一同は、誰からともなく息を呑んだ。どれほどの距離があるのか、目測では測りかねる。だが、そんな距離からでも全容を見渡せないほど巨大かつ広大な、まさしく島がそこにはあるのだった。
「総員、最大限警戒せよ。速度を出し過ぎるな、天馬を休ませるんだ」
「はっ!」
天を駆けようとも、地を駆ける馬と同じように疲労はする。自らの力で天を行くのだからその消耗の激しさは推して知るべしだろう。カノッサ王国天馬騎士団は、大陸にその名も轟く最強のペガサスライダー達であり、団員のみならず天馬達の練度と持久力も随一と言われるが、生物として限界というものはある。
「これより我らはあの島に接近し、任を果たす。何が起こるかわからないが、敵対存在を発見した場合ただちに撤退、帰還する事を念頭に置け!」
「了解であります、団長」
この場合、最悪の事態というのをどの程度の脅威度に置けばよいものか、イザベルも考えあぐねた。
あれが幻覚系魔法などでなく、見たままの存在であった場合、空を飛ぶ島というのは例えば――帝国のドラゴンライダー1個小隊と比して、どの程度危険なのだろうか?

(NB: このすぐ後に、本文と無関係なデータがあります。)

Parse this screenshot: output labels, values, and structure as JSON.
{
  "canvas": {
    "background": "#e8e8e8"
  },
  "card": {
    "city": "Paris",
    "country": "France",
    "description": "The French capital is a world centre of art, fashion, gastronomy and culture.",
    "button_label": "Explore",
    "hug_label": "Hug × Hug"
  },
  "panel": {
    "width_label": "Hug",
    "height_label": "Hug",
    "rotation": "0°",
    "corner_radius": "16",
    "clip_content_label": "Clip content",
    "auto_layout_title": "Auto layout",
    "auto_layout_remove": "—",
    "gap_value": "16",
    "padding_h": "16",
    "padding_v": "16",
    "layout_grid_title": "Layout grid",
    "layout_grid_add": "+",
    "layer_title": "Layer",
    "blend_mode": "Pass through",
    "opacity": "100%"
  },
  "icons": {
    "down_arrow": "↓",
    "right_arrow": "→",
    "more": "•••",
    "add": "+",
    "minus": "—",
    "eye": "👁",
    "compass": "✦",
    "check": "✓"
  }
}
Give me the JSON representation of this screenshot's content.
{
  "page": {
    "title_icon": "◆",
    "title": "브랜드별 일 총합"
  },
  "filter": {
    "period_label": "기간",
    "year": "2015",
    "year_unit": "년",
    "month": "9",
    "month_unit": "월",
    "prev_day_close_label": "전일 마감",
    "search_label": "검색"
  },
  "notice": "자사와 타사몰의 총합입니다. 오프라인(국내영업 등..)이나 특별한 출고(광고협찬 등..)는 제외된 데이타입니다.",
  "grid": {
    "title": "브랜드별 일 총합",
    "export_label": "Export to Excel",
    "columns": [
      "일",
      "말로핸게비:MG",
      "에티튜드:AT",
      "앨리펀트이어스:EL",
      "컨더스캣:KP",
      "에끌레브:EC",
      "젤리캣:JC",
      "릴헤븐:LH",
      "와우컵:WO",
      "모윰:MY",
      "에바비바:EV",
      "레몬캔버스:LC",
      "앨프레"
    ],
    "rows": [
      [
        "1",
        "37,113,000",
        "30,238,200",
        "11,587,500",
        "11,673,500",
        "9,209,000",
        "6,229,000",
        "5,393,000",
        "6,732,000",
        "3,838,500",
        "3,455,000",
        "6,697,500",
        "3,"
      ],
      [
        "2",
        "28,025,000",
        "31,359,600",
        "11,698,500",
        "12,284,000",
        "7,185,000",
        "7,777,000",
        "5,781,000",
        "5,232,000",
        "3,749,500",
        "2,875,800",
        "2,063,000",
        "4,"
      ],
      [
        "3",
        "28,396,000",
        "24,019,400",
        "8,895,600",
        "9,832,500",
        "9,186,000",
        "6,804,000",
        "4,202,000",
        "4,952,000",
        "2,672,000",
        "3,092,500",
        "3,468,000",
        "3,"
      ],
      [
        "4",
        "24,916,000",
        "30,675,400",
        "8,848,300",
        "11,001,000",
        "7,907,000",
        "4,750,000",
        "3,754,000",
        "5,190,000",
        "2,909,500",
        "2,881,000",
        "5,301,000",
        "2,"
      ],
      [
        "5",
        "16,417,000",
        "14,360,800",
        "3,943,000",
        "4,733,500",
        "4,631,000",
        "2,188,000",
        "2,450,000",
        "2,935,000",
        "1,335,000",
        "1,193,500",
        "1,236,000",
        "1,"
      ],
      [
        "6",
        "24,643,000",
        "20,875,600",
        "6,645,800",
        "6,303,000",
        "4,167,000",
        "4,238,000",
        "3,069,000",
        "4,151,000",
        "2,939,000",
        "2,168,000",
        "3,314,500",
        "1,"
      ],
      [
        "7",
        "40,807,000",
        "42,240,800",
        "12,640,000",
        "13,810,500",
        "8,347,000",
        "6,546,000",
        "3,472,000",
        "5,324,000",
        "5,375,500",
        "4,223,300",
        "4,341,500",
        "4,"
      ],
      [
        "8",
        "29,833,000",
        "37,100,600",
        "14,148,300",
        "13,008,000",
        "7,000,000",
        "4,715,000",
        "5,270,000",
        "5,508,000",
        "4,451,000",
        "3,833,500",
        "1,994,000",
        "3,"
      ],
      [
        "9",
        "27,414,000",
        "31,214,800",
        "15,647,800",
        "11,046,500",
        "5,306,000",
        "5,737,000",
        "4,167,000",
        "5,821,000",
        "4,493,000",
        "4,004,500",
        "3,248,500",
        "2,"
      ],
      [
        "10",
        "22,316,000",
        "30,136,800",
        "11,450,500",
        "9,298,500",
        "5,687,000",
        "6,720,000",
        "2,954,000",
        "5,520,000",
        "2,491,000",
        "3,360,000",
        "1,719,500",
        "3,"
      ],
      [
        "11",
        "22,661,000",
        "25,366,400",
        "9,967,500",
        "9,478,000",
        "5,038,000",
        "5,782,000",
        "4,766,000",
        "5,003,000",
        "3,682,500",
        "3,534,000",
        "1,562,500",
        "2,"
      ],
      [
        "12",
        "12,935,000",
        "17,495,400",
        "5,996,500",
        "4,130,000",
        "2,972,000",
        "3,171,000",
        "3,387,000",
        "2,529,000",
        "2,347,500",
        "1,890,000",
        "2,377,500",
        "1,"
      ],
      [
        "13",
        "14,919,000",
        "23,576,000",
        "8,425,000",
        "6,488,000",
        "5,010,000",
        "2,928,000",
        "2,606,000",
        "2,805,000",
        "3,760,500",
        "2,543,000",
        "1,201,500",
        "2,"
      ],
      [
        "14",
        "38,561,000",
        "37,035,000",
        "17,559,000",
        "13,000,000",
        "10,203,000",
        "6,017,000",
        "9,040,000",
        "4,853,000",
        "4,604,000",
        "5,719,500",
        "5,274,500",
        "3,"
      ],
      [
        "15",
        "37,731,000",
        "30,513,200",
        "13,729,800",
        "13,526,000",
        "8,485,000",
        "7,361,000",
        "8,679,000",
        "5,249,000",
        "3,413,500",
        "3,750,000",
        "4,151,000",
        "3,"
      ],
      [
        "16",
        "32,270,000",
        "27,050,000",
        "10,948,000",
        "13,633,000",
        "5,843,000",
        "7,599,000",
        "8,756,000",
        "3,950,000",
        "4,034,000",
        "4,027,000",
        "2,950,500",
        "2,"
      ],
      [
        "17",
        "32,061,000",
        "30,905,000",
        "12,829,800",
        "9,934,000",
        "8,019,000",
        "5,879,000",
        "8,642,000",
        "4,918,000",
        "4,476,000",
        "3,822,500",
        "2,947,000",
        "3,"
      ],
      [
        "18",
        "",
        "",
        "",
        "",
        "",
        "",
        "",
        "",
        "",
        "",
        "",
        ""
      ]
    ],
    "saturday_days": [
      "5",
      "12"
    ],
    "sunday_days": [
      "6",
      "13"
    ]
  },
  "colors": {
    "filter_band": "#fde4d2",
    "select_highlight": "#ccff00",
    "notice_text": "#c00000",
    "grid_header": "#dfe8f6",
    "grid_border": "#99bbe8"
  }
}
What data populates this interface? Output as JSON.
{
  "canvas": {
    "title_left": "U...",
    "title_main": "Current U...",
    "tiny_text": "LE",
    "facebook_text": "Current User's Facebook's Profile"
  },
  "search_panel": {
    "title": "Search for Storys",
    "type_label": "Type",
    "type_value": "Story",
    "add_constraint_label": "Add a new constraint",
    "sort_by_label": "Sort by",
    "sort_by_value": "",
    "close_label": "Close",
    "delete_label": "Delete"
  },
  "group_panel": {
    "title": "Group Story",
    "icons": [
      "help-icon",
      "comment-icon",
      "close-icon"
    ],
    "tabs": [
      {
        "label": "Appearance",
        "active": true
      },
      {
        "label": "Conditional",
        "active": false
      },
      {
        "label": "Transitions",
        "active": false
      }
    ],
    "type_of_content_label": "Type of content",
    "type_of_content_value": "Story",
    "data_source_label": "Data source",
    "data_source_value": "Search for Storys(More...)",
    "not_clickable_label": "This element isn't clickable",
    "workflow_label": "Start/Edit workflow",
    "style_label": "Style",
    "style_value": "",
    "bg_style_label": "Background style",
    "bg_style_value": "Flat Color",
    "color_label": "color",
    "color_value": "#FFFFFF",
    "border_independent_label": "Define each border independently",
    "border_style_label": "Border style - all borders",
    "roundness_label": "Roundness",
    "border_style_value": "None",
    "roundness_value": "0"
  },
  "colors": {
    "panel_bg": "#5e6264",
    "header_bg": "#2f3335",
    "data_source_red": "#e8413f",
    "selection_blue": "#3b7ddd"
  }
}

答は出なかったが……王国臣民として、領空の守護を担う天馬騎士団の長として、成すべきことを成さねばならないという想いは揺らがなかった。
意を決して、彼女たちはどれほど遠いのか、あるいは近いのか、そして王国にとって災いとなるか吉となるか、全てが不明瞭な島を目指し天空を飛翔した。